For example, if n = 4, then node 0 is the twin of node 3, and node 1 is the twin of node 2.
These are the only nodes with twins for n = 4.
The twin sum is defined as the sum of a node and its twin.
Given the head of a linked list with even length, return the maximum twin sum of the linked list.
Example 1:
Input: head = [5,4,2,1]
Output: 6
Explanation:
Nodes 0 and 1 are the twins of nodes 3 and 2, respectively. All have twin sum = 6.
There are no other nodes with twins in the linked list.
Thus, the maximum twin sum of the linked list is 6.
Example 2:
Input: head = [4,2,2,3]
Output: 7
Explanation:
The nodes with twins present in this linked list are:
- Node 0 is the twin of node 3 having a twin sum of 4 + 3 = 7.

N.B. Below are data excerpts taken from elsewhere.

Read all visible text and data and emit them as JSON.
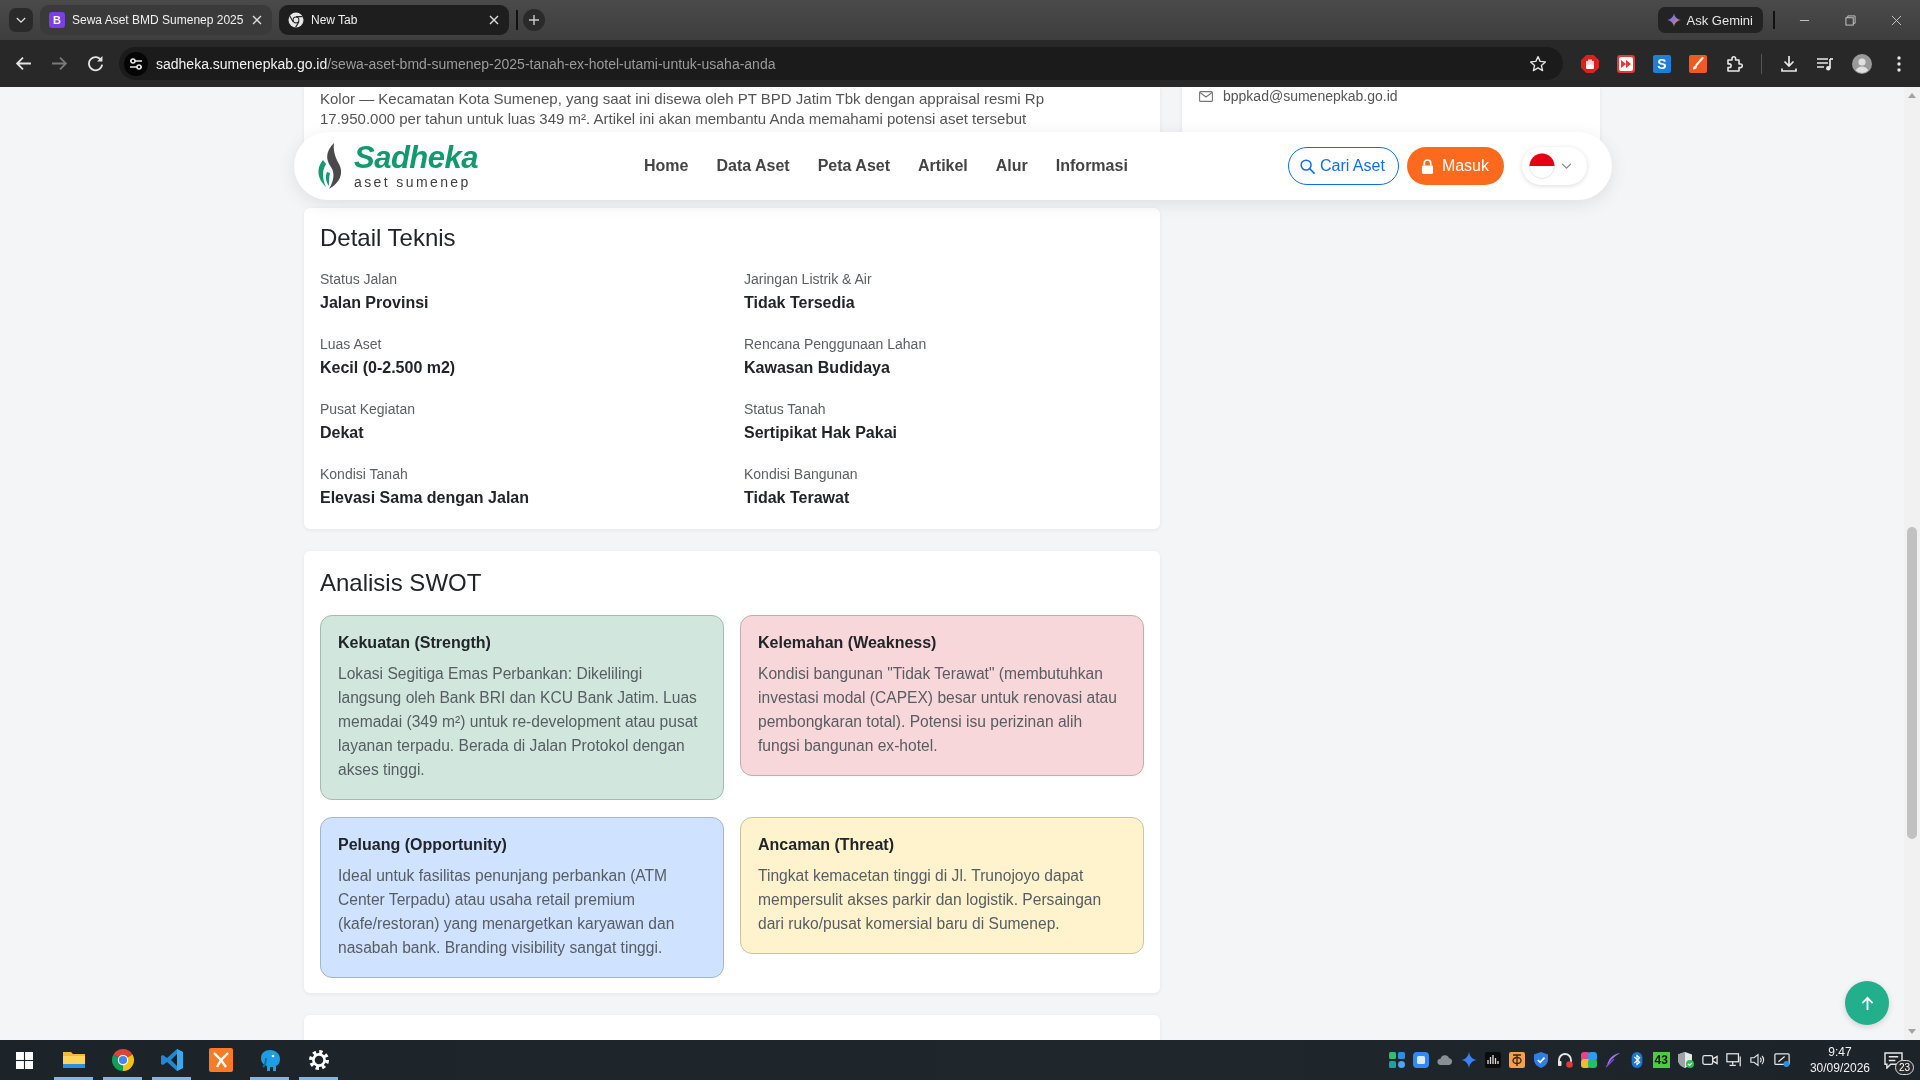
{
  "browser": {
    "tabs": [
      {
        "title": "Sewa Aset BMD Sumenep 2025",
        "favicon_letter": "B",
        "selected": true
      },
      {
        "title": "New Tab",
        "selected": false
      }
    ],
    "ask_button": "Ask Gemini",
    "forward_disabled": true,
    "url_host": "sadheka.sumenepkab.go.id",
    "url_path": "/sewa-aset-bmd-sumenep-2025-tanah-ex-hotel-utami-untuk-usaha-anda",
    "extension_letter": "S"
  },
  "article": {
    "intro_lines": [
      "Kolor — Kecamatan Kota Sumenep, yang saat ini disewa oleh PT BPD Jatim Tbk dengan appraisal resmi Rp",
      "17.950.000 per tahun untuk luas 349 m². Artikel ini akan membantu Anda memahami potensi aset tersebut"
    ]
  },
  "sidebar": {
    "email": "bppkad@sumenepkab.go.id"
  },
  "navbar": {
    "logo_name": "Sadheka",
    "logo_tagline": "aset sumenep",
    "links": [
      "Home",
      "Data Aset",
      "Peta Aset",
      "Artikel",
      "Alur",
      "Informasi"
    ],
    "search_button": "Cari Aset",
    "login_button": "Masuk"
  },
  "detail": {
    "title": "Detail Teknis",
    "fields": [
      {
        "label": "Status Jalan",
        "value": "Jalan Provinsi"
      },
      {
        "label": "Jaringan Listrik & Air",
        "value": "Tidak Tersedia"
      },
      {
        "label": "Luas Aset",
        "value": "Kecil (0-2.500 m2)"
      },
      {
        "label": "Rencana Penggunaan Lahan",
        "value": "Kawasan Budidaya"
      },
      {
        "label": "Pusat Kegiatan",
        "value": "Dekat"
      },
      {
        "label": "Status Tanah",
        "value": "Sertipikat Hak Pakai"
      },
      {
        "label": "Kondisi Tanah",
        "value": "Elevasi Sama dengan Jalan"
      },
      {
        "label": "Kondisi Bangunan",
        "value": "Tidak Terawat"
      }
    ]
  },
  "swot": {
    "title": "Analisis SWOT",
    "items": [
      {
        "title": "Kekuatan (Strength)",
        "text": "Lokasi Segitiga Emas Perbankan: Dikelilingi langsung oleh Bank BRI dan KCU Bank Jatim. Luas memadai (349 m²) untuk re-development atau pusat layanan terpadu. Berada di Jalan Protokol dengan akses tinggi.",
        "color": "#d1e7dd"
      },
      {
        "title": "Kelemahan (Weakness)",
        "text": "Kondisi bangunan \"Tidak Terawat\" (membutuhkan investasi modal (CAPEX) besar untuk renovasi atau pembongkaran total). Potensi isu perizinan alih fungsi bangunan ex-hotel.",
        "color": "#f8d7da"
      },
      {
        "title": "Peluang (Opportunity)",
        "text": "Ideal untuk fasilitas penunjang perbankan (ATM Center Terpadu) atau usaha retail premium (kafe/restoran) yang menargetkan karyawan dan nasabah bank. Branding visibility sangat tinggi.",
        "color": "#cfe2ff"
      },
      {
        "title": "Ancaman (Threat)",
        "text": "Tingkat kemacetan tinggi di Jl. Trunojoyo dapat mempersulit akses parkir dan logistik. Persaingan dari ruko/pusat komersial baru di Sumenep.",
        "color": "#fff3cd"
      }
    ]
  },
  "taskbar": {
    "apps": [
      {
        "kind": "folder",
        "running": true
      },
      {
        "kind": "browser",
        "running": true
      },
      {
        "kind": "code",
        "running": true
      },
      {
        "kind": "tile",
        "running": false
      },
      {
        "kind": "elephant",
        "running": true
      },
      {
        "kind": "gear",
        "running": true
      }
    ],
    "tray_counter": "43",
    "time": "9:47",
    "date": "30/09/2026",
    "notification_count": "23"
  }
}
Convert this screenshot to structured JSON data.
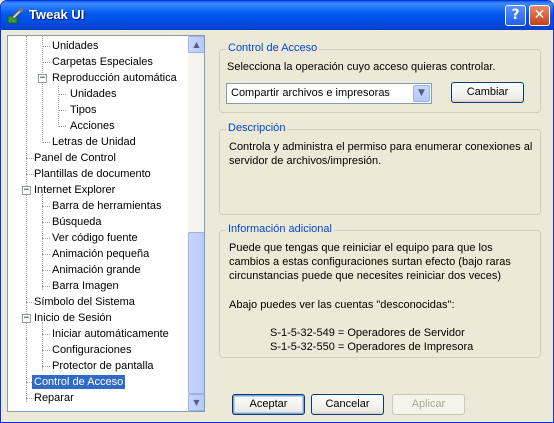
{
  "window": {
    "title": "Tweak UI"
  },
  "tree": {
    "items": [
      "Unidades",
      "Carpetas Especiales",
      "Reproducción automática",
      "Unidades",
      "Tipos",
      "Acciones",
      "Letras de Unidad",
      "Panel de Control",
      "Plantillas de documento",
      "Internet Explorer",
      "Barra de herramientas",
      "Búsqueda",
      "Ver código fuente",
      "Animación pequeña",
      "Animación grande",
      "Barra Imagen",
      "Símbolo del Sistema",
      "Inicio de Sesión",
      "Iniciar automáticamente",
      "Configuraciones",
      "Protector de pantalla",
      "Control de Acceso",
      "Reparar"
    ],
    "selected": "Control de Acceso"
  },
  "access": {
    "legend": "Control de Acceso",
    "prompt": "Selecciona la operación cuyo acceso quieras controlar.",
    "selected_option": "Compartir archivos e impresoras",
    "change_label": "Cambiar"
  },
  "description": {
    "legend": "Descripción",
    "line1": "Controla y administra el permiso para enumerar conexiones al",
    "line2": "servidor de archivos/impresión."
  },
  "info": {
    "legend": "Información adicional",
    "line1": "Puede que tengas que reiniciar el equipo para que los",
    "line2": "cambios a estas configuraciones surtan efecto (bajo raras",
    "line3": "circunstancias puede que necesites reiniciar dos veces)",
    "line4": "Abajo puedes ver las cuentas \"desconocidas\":",
    "line5": "S-1-5-32-549 = Operadores de Servidor",
    "line6": "S-1-5-32-550 = Operadores de Impresora"
  },
  "footer": {
    "accept": "Aceptar",
    "cancel": "Cancelar",
    "apply": "Aplicar"
  }
}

- Node 1 is the twin of node 2 having a twin sum of 2 + 2 = 4.
Thus, the maximum twin sum of the linked list is max(7, 4) = 7.
Example 3:
Input: head = [1,100000]
Output: 100001
Explanation:
There is only one node with a twin in the linked list having twin sum of 1 + 100000 = 100001.
Constraints:
The number of nodes in the list is an even integer in the range [2, 10^5].
1 <= Node.val <= 10^5
********************************************************************************
# Approach 1:
/**
* Definition for singly-linked list.
* struct ListNode {
* int val;
* ListNode *next;
* ListNode() : val(0), next(nullptr) {}
* ListNode(int x) : val(x), next(nullptr) {}
* ListNode(int x, ListNode *next) : val(x), next(next) {}
* };
*/
class Solution {
public:
ListNode* getMiddle(ListNode *head) {
if (!head) return head;
ListNode *slow = head, *fast = head;
while (fast && fast->next) {
slow = slow->next;
fast = fast->next->next;
}
return slow;
}
int pairSum(ListNode* head) {
if (!head) return 0;
stack <int> s;
int res = INT_MIN;
ListNode *mid = getMiddle(head);
ListNode *curr = mid;
while (curr) {
s.push(curr->val);
curr = curr->next;
}
curr = head;
while (!s.empty()) {
res = max(res, curr->val + s.top());
s.pop();
curr = curr->next;
}
return res;
}
};
TC -> O(n), n is the length of the linked list
SC -> O(n), n is the length of the linked list